The New York Times is not content to let OpenAI and Microsoft get rich using the newspaper’s web content for artificial intelligence like ChatGPT without paying and sued last week in Manhattan federal court.
We don’t know if the pun on the word “content” is particularly funny or if an AI robot would be inclined to such wordplay, but we do know it was written by humans, us, the people behind the words and pictures.
And having people, not machines, tell the human stories of the city and the world for other humans to read should stay that way.
We could have asked ChatGPT to write an editorial about how it is bad that ChatGPT lifted wholesale without paying from a newspaper to teach itself how to replace newspapers. However, while AI doesn’t get tired of gimmicks, real people do.
The Times alleges in its lawsuit that ChatGPT was fed huge numbers of articles produced by the paper’s website to allow the program to learn using the “large language model.” As the complaint states, “an LLM works by predicting words that are likely to follow a given string of text based on the potentially billions of examples used to train it.”
For teaching material, “the training set was comprised of 45 terabytes of data – the equivalent of a Microsoft Word document that is over 3.7 billion pages long.” Not all of that was from the Times, but the work of that newspaper and website, like the works of this newspaper and website, are copyrighted and can’t just be lifted.
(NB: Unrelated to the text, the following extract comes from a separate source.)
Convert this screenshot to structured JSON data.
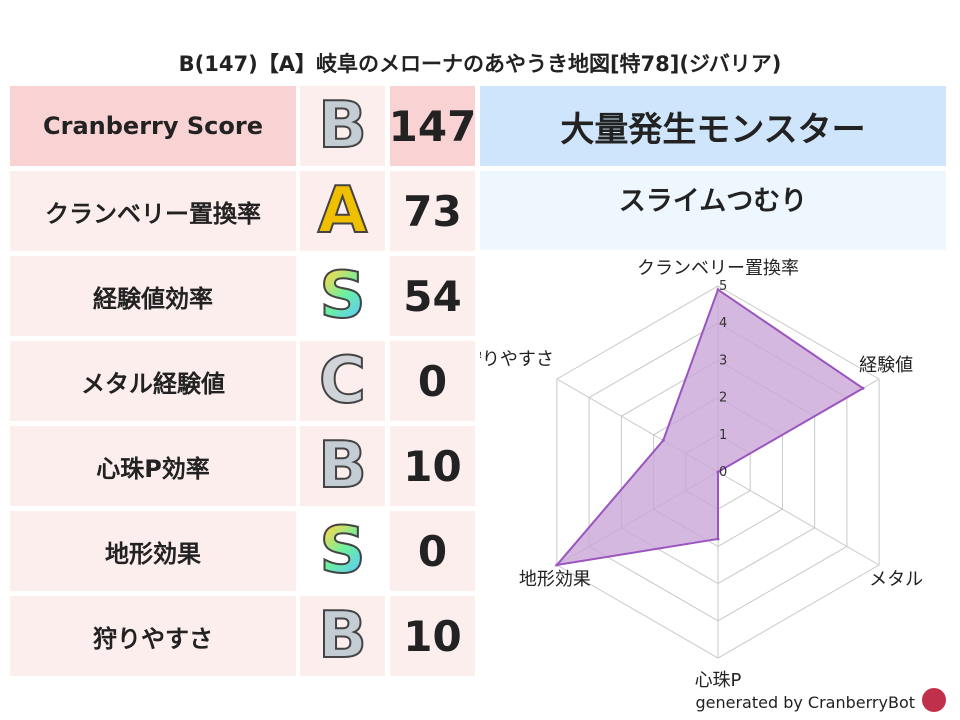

When OpenAI began, it was a nonprofit, sharing with all its creations for the betterment of humankind. But the humans in charge didn’t need AI to learn about the profit motive, and they changed to a proprietary system to sell. No more sharing from them, and customers have to pay. But they get to borrow and not pay?
They could have used non-copyrighted works for their classroom, like the collected plays, poems and sonnets of Shakespeare. That would be perfectly legal, but ChatGPT would then write and speak like an Englishman of 400 years ago. Such sterner stuff is Greek to me in this brave new world and not a wild-goose chase melted into thin air. Would star-crossed lovers be a tower of strength or get short shrift?
Or they could have borrowed without any limits from Mark Twain, who during his lifetime fought furiously for laws for copyright protections. But Twain died in 1910, and all his creations are now free to use for everyone. Under U.S. law, current copyright protection lasts for the life of the author, plus 70 more years.
Other works have a 95-year shield, like Walt Disney’s 1928 “Steamboat Willie,” the first appearance of Mickey Mouse, which entered the public domain on Monday. Sound recordings are protected for 100 years.
Craigslist, Google and Facebook vacuumed up revenue from the press, devouring classifieds, display ads and circulation. Now another internet invention, AI, is threatening the press itself. As the lawsuit says, “if the Times and other news organizations cannot produce and protect their independent journalism, there will be a vacuum that no computer or artificial intelligence can fill.” And yes, we meant to play on the word “vacuum.”